There are most definitely some prospects that fall into that category. Some teams probably push their players too much and they get hurt, where they may not have gotten hurt in a system that didn't rush them. Some teams simply have terrible instructors, and they rarely hit on prospects despite consistently picking high in the draft. You normally see a lot of their players go on to have better careers once they leave their franchise.

But overall, I feel like the supremely vast majority of prospects' careers followed their likeliest scenarios.

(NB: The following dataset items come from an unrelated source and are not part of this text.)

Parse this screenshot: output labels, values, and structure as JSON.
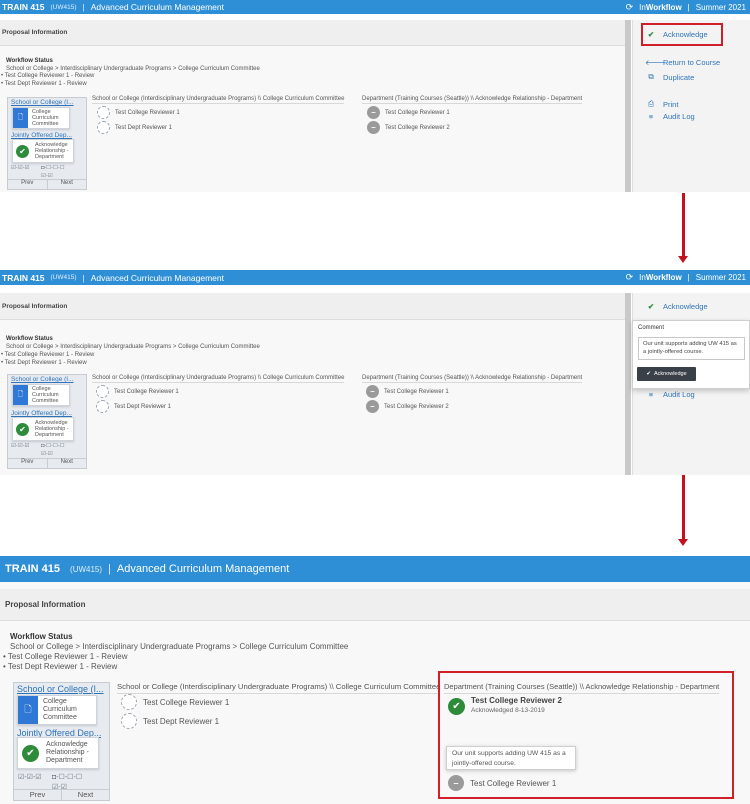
{
  "app": {
    "code": "TRAIN 415",
    "sub": "(UW415)",
    "sep": "|",
    "title": "Advanced Curriculum Management",
    "brand_prefix": "In",
    "brand_bold": "Workflow",
    "brand_sep": "|",
    "term": "Summer 2021"
  },
  "section": {
    "title": "Proposal Information"
  },
  "workflow": {
    "title": "Workflow Status",
    "path": "School or College > Interdisciplinary Undergraduate Programs > College Curriculum Committee",
    "bullets": [
      "Test College Reviewer 1 - Review",
      "Test Dept Reviewer 1 - Review"
    ]
  },
  "thumbnail": {
    "title1": "School or College (I...",
    "node1": "College Curriculum Committee",
    "title2": "Jointly Offered Dep...",
    "node2": "Acknowledge Relationship - Department",
    "mini_a": "☑-☑-☑",
    "mini_b": "◘-☐-☐-☐",
    "mini_c": "☑-☑",
    "prev": "Prev",
    "next": "Next"
  },
  "columns": {
    "school": "School or College (Interdisciplinary Undergraduate Programs) \\\\ College Curriculum Committee",
    "dept": "Department (Training Courses (Seattle)) \\\\ Acknowledge Relationship - Department",
    "school_reviewers": [
      "Test College Reviewer 1",
      "Test Dept Reviewer 1"
    ],
    "dept_reviewers": [
      "Test College Reviewer 1",
      "Test College Reviewer 2"
    ]
  },
  "sidebar": {
    "acknowledge": "Acknowledge",
    "return_to_course": "Return to Course",
    "duplicate": "Duplicate",
    "print": "Print",
    "audit_log": "Audit Log"
  },
  "comment_popup": {
    "label": "Comment",
    "text": "Our unit supports adding UW 415 as a jointly-offered course.",
    "button": "Acknowledge"
  },
  "result": {
    "reviewer_done": "Test College Reviewer 2",
    "acknowledged": "Acknowledged 8-13-2019",
    "comment": "Our unit supports adding UW 415 as a jointly-offered course.",
    "reviewer_pending": "Test College Reviewer 1"
  },
  "icons": {
    "check": "check-icon",
    "arrow_left": "arrow-left-icon",
    "duplicate": "duplicate-icon",
    "print": "print-icon",
    "list": "list-icon",
    "refresh": "refresh-icon",
    "document": "document-icon",
    "minus": "minus-icon"
  },
  "colors": {
    "topbar": "#2e8fd6",
    "link": "#2f73b8",
    "success": "#2e8b3a",
    "highlight": "#d11f2a",
    "button_dark": "#3a4048"
  }
}
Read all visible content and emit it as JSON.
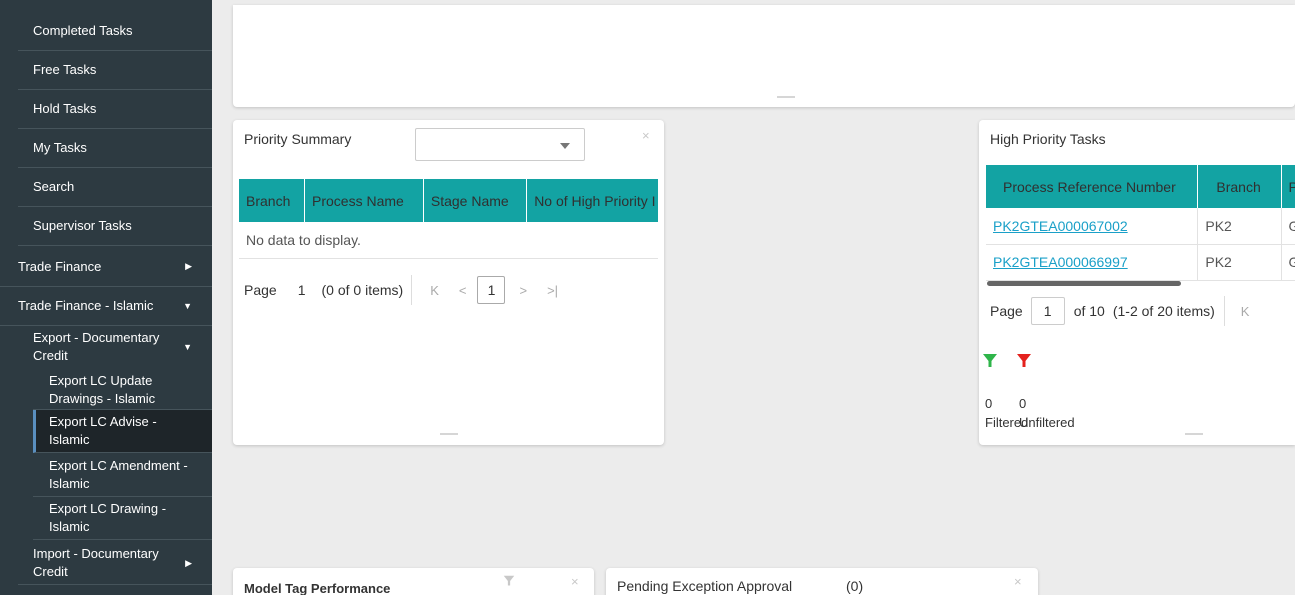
{
  "sidebar": {
    "items": [
      {
        "label": "Completed Tasks"
      },
      {
        "label": "Free Tasks"
      },
      {
        "label": "Hold Tasks"
      },
      {
        "label": "My Tasks"
      },
      {
        "label": "Search"
      },
      {
        "label": "Supervisor Tasks"
      },
      {
        "label": "Trade Finance"
      },
      {
        "label": "Trade Finance - Islamic"
      },
      {
        "label": "Export - Documentary Credit"
      },
      {
        "label": "Export LC Update Drawings - Islamic"
      },
      {
        "label": "Export LC Advise - Islamic"
      },
      {
        "label": "Export LC Amendment - Islamic"
      },
      {
        "label": "Export LC Drawing - Islamic"
      },
      {
        "label": "Import - Documentary Credit"
      }
    ]
  },
  "priority_summary": {
    "title": "Priority Summary",
    "close": "×",
    "columns": [
      "Branch",
      "Process Name",
      "Stage Name",
      "No of High Priority I"
    ],
    "empty_text": "No data to display.",
    "pager": {
      "page_label": "Page",
      "page": "1",
      "items": "(0 of 0 items)",
      "current": "1"
    }
  },
  "high_priority": {
    "title": "High Priority Tasks",
    "columns": [
      "Process Reference Number",
      "Branch",
      "P"
    ],
    "rows": [
      {
        "ref": "PK2GTEA000067002",
        "branch": "PK2",
        "p": "Gu"
      },
      {
        "ref": "PK2GTEA000066997",
        "branch": "PK2",
        "p": "Gu"
      }
    ],
    "pager": {
      "page_label": "Page",
      "page": "1",
      "of": "of 10",
      "items": "(1-2 of 20 items)"
    },
    "filtered": {
      "count": "0",
      "label": "Filtered"
    },
    "unfiltered": {
      "count": "0",
      "label": "Unfiltered"
    },
    "colors": {
      "filtered": "#2fb54a",
      "unfiltered": "#e4221e"
    }
  },
  "model_tag": {
    "title": "Model Tag Performance",
    "close": "×"
  },
  "pending_exception": {
    "title": "Pending Exception Approval",
    "count": "(0)",
    "close": "×"
  },
  "nav": {
    "first": "K",
    "prev": "<",
    "next": ">",
    "last": ">|"
  },
  "colors": {
    "sidebar_bg": "#2d3a41",
    "header_teal": "#13a3a3",
    "link": "#1aa0c8"
  }
}
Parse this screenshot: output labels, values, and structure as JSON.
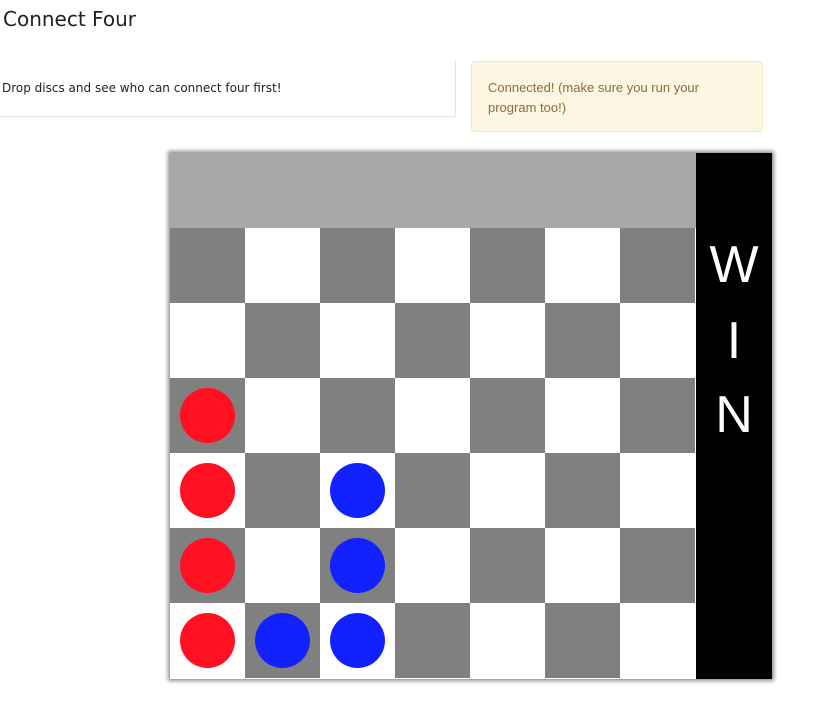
{
  "page": {
    "title": "Connect Four",
    "description": "Drop discs and see who can connect four first!"
  },
  "status": {
    "message": "Connected! (make sure you run your program too!)"
  },
  "colors": {
    "red_disc": "#ff1122",
    "blue_disc": "#1122ff",
    "dark_cell": "#808080",
    "light_cell": "#ffffff",
    "drop_row": "#a8a8a8",
    "win_panel": "#000000",
    "win_text": "#ffffff"
  },
  "board": {
    "columns": 7,
    "rows": 6,
    "grid": [
      [
        "",
        "",
        "",
        "",
        "",
        "",
        ""
      ],
      [
        "",
        "",
        "",
        "",
        "",
        "",
        ""
      ],
      [
        "red",
        "",
        "",
        "",
        "",
        "",
        ""
      ],
      [
        "red",
        "",
        "blue",
        "",
        "",
        "",
        ""
      ],
      [
        "red",
        "",
        "blue",
        "",
        "",
        "",
        ""
      ],
      [
        "red",
        "blue",
        "blue",
        "",
        "",
        "",
        ""
      ]
    ]
  },
  "win_banner": {
    "letters": [
      "W",
      "I",
      "N"
    ]
  }
}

yeah, I guess I get the whole organizational philosophy and coaching differences.. But I guess I was more saying if everything was equal but a team won 100 games versus a team that lost 100 games, if certain mid level prospect would flame out just because of the environment.

so another words, I wonder if mid tier to lower prospects have to battle the complacency factor on their developmental path over guys coming up on winning orgs.
 
They drafted Cole/Taillon/Glasnow/Meadows/Mcutchen in the last 15 years and I'm sure there is more that were decent which I can't name off the top of my head.

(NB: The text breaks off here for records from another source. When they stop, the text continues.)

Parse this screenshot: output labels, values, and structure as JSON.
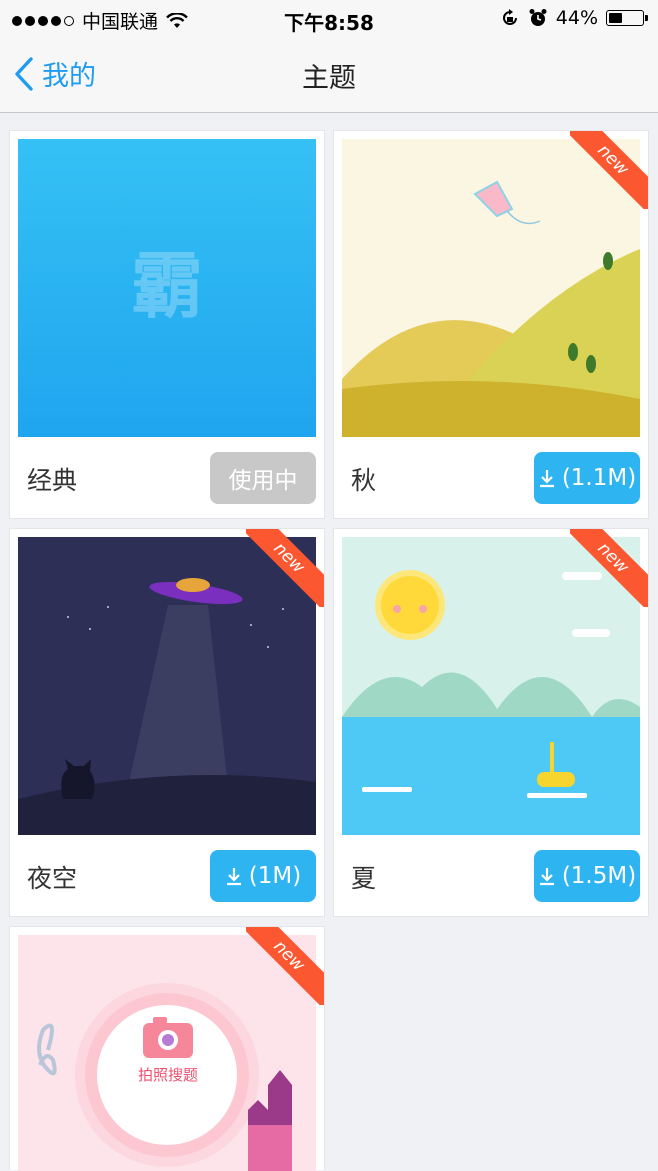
{
  "status_bar": {
    "carrier": "中国联通",
    "time": "下午8:58",
    "battery": "44%",
    "battery_level": 0.44
  },
  "nav": {
    "back_label": "我的",
    "title": "主题"
  },
  "themes": [
    {
      "name": "经典",
      "button": "使用中",
      "state": "using",
      "thumb_text": "霸"
    },
    {
      "name": "秋",
      "button": "(1.1M)",
      "state": "download",
      "badge": "new"
    },
    {
      "name": "夜空",
      "button": "(1M)",
      "state": "download",
      "badge": "new"
    },
    {
      "name": "夏",
      "button": "(1.5M)",
      "state": "download",
      "badge": "new"
    },
    {
      "badge": "new",
      "thumb_text": "拍照搜题"
    }
  ],
  "colors": {
    "accent": "#1f9cf0",
    "download_button": "#2fb4f2",
    "using_button": "#c8c8c8",
    "new_badge": "#fb5730"
  }
}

Try going back to 94 and tell me if you think they have had success drafting since Bonds left
 
The A's started Luzardo in game 1 of the Wild Card round last year, so they must have at least had some belief in him. Felt like a pretty big win for Miami to get him. Not sure I understand the Muller comps- Luzardo would seem to have a lot more upside than Muller based on their careers and arsenals to date. Obviously that could change if Luzardo continues to backslide and/or if Muller could find the command that he has found at 92-93 and harness it at 96, but we haven't seen that yet.

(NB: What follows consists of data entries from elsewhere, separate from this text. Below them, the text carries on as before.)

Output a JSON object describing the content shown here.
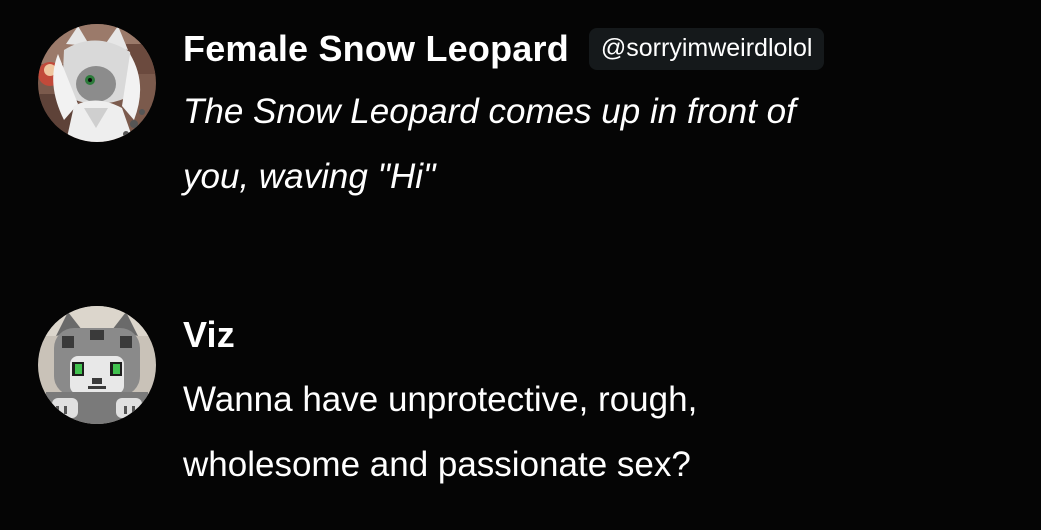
{
  "messages": [
    {
      "name": "Female Snow Leopard",
      "handle": "@sorryimweirdlolol",
      "avatar_icon": "snow-leopard-avatar-icon",
      "text_lines": [
        "The Snow Leopard comes up in front of",
        "you, waving \"Hi\""
      ],
      "italic": true
    },
    {
      "name": "Viz",
      "avatar_icon": "pixel-cat-avatar-icon",
      "text_lines": [
        "Wanna have unprotective, rough,",
        "wholesome and passionate sex?"
      ],
      "italic": false
    }
  ],
  "colors": {
    "background": "#050505",
    "text": "#ffffff",
    "handle_badge_bg": "#15191b"
  }
}
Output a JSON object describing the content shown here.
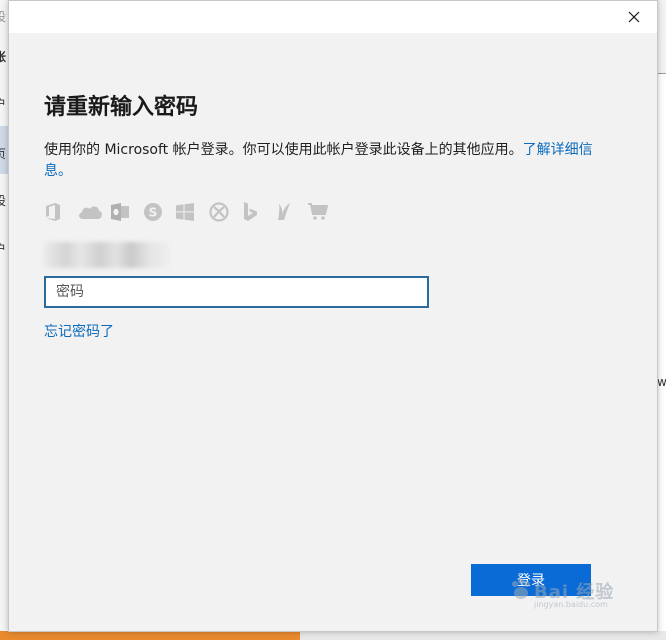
{
  "background": {
    "fragments": [
      "设",
      "帐",
      "户",
      "页",
      "设",
      "户",
      "ji",
      "w"
    ]
  },
  "dialog": {
    "title": "请重新输入密码",
    "description_prefix": "使用你的 Microsoft 帐户登录。你可以使用此帐户登录此设备上的其他应用。",
    "learn_more": "了解详细信息。",
    "service_icons": [
      "office-icon",
      "onedrive-icon",
      "outlook-icon",
      "skype-icon",
      "windows-icon",
      "xbox-icon",
      "bing-icon",
      "msn-icon",
      "store-icon"
    ],
    "password_placeholder": "密码",
    "forgot_password": "忘记密码了",
    "sign_in_label": "登录",
    "close_icon": "close-icon"
  },
  "watermark": {
    "text": "Bai 经验",
    "subtext": "jingyan.baidu.com"
  },
  "colors": {
    "accent": "#0b6bd6",
    "link": "#0b6bbd",
    "field_border": "#2a6d9c",
    "dialog_bg": "#f2f2f2"
  }
}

Luzardo went to Stoneman Douglas HS in Parkland- interesting fact that I saw when looking up his profile. He was actually back home on the day of the shooting and was supposed to work out with the baseball team after school.
 
Teheran had a BABIP like 30 pts lower than the second guy one year to struggle in at like 3 wins and folks were like steady old Teheran.

A .250 BABIP is crazy now?

Yeah he's likely to regress,
 
How would everyone feel about a Freeman for Hosmer, Abrams and Hassell trade?

Yes Hosmer is an albatross. I said that when he was a FA. However, in 2022 he's owed $20M, then in 23, 24, 25 he's at $13M each. Can he be a 1.5WAR guy in 23, 24, 25? If so, the real outlier is 22. BUT, if you re-sign Freeman to a Goldy type contract (5 years, $130M - and why would Freeman take less in reality) then you are paying Freeman $26/for the next 5 years.

The above trade would be an overpay for the Pads BUT not by a huge amount. Preller might do it to get Freeman for the stretch run (plus sign him long term) and get rid of Hosmer's obligations.

LOOOOOOOOOOLLLLLLLL
 
Would you go to Vegas and play a game where the house tilt or edge is 75%? Blackjack is 1-2%, Craps is about 1.5-5%, slots 3-20%. For a 5% house edge you should expect to lose a nickel for every dollar you have over time. There IS always the possibility of hitting it big which keeps people gambling. But almost all eventually leave without shirts.

BUT, no one gambles when the odds against them are 75% or worse. The Braves odds to make the postseason, not actually win anything is much worse than that.

You sell if you have any sense. You sell them all (those on expiring contracts and others if the value/return equation is right).

Asking for the suspension of disbelief and mismanaging expiring assets in effort to carry on the illusion of being competitive (not even great) is a quick way to extended mediocrity topped with an eventual rebuild.

ROFL
 
I wouldn't get too hysterical just yet. After all the final decision as to where he plays next year is Freddie's. Not your, not mine, not even AA's' when the final bell rings.
 
I wouldn't get too hysterical just yet. After all the final decision as to where he plays next year is Freddie's. Not your, not mine, not even AA's' when the final bell rings.

Freddie wants to stay in Atlanta. If the money/years/terms are anywhere close to what he wants, he's not leaving.